Thursday, May 11, 2006

In Poland, I was Thinking of Darfur

On the map, Poland and the Sudan are a continent apart. Yet, when I visited Poland three weeks ago, my mind continually wandered off to the Sudan. What I saw in Poland reminded me how today, in the Sudan, history once again repeats itself.

I did not go to Poland for a holiday. I was traveling with the March of the Living, an educational program that brings teens to visit the concentration camps. We toured the sites of awful atrocities: Treblinka, Majdanek, Auschwitz-Birkenau. We stepped inside a gas chamber; the thought of what had occurred there was overwhelming. We viewed a display of children’s clothes, taken from toddlers before their death. A survivor spoke to us about the time when a few Nazi thugs went to his barrack, took a two by four, walked over to a bunk, and pressed it down on the necks of four sleeping inmates until they choked.

And then we arrived at the greatest monument to man’s inhumanity to man. In the concentration camp of Majdanek, there is a dome of ashes. Inside the dome is a mound of human ashes over fifteen feet tall, the horrific proceeds of burned victims. The sight is simply too hard to bear. Our students were immediately overwhelmed with grief, and began to weep. They had come face to face with evil.

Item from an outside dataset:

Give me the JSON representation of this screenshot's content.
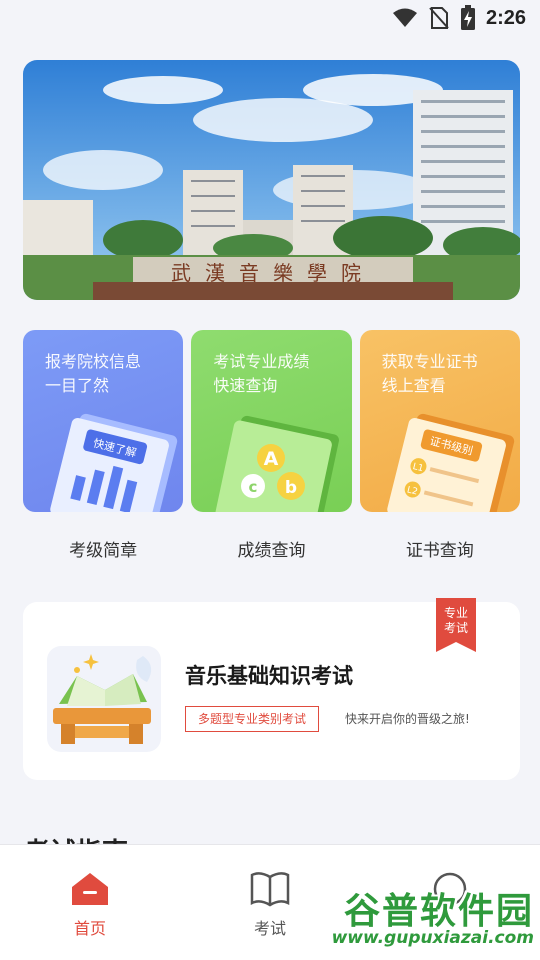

It was here that I remembered Darfur. Intellectually, I understand the human capacity for evil, yet it is difficult for my heart to accept it. Living in an open and tolerant country like Canada, it is difficult to imagine the hatred necessary to perpetrate these crimes. Our shining record on human rights leaves us blind to the reality: human beings can be exceptionally evil. They can slaughter other humans by the million, and burn their bodies into a pile of ash. And this sort of evil didn’t just happen 60 years ago. It continues on today, in the Darfur region of Western Sudan.

For the past three years, the Government of Sudan, along with allied militias, have been massacring black tribes in the region. Tens of thousands have been murdered, countless women have been raped, and up to 2.5 million people have been driven from their homes. Various estimates peg the death toll at somewhere between 200,000 and 400,000. Today, thousands of miles from Poland, a genocide marches on.

It is critical to remember that without indifference, the Holocaust could not have occured. During the Holocaust, the world ignored the plight of the Jews. At a conference in Evian in 1938, and at a later conference in Bermuda in 1943, the entire world community refused to help Jewish refugees fleeing from the Holocaust. The United States refused numerous requests to bomb Auschwitz, and Canada refused Jews entry during the Holocaust, sticking to a policy of “none is too many”. The Holocaust amply demonstrated, as the famous quote goes, that “the only thing necessary for the triumph of evil is for good men to do nothing”.

The same pattern of indifference has repeated itself with Darfur. Until recently, there has been a virtual media blackout about Darfur. Media studies show that in June, 2005, TV news spent 50 times more coverage on the Michael Jackson molestation trial than it did on the Darfur tragedy, and it devoted 12 times the coverage to the tomfoolery of Tom Cruise than it did to Sudanese oppression. Obviously, celebrities matter more than mass murder. In addition, most members of parliament have kept a wary distance from this issue, afraid that a proper resolution to this humanitarian crisis will require Canadians to make costly commitments. So, as diplomats debate and discuss this issue, a genocide ensues. Only recently has the government of Canada, as well as a multiparty group of parliamentarians, started to pay attention to Darfur.

After visiting the concentration camps, many of the teenage students I was with began to search for a way to respond. They wondered if the slogan “never again” really had any meaning, if after the Holocaust, the world stood by during subsequent atrocities in Cambodia, Bosnia and Rwanda. They wondered if they could make a difference for the people in Darfur.

As their Rabbi, I felt responsible to do something. Before leaving to Poland, I had explored the possibility of a lobby mission to Parliament about Darfur. But I was afraid that no one would pay attention, and it would be a waste of time.

After coming home from Poland, I realized I had to go to Ottawa, no matter what. How could I do otherwise, after seeing the dome of ashes? There were now 6 million voices in my head, shouting “never again”. And prodding me was the passion of these students, wondering if they could make the world into a better place.

At the end of June, I will visit Ottawa with a group of students from the March of the Living, and talk to anyone who will listen. I have to. I cannot ignore what I saw in Majdanek, and I will not disappoint the students.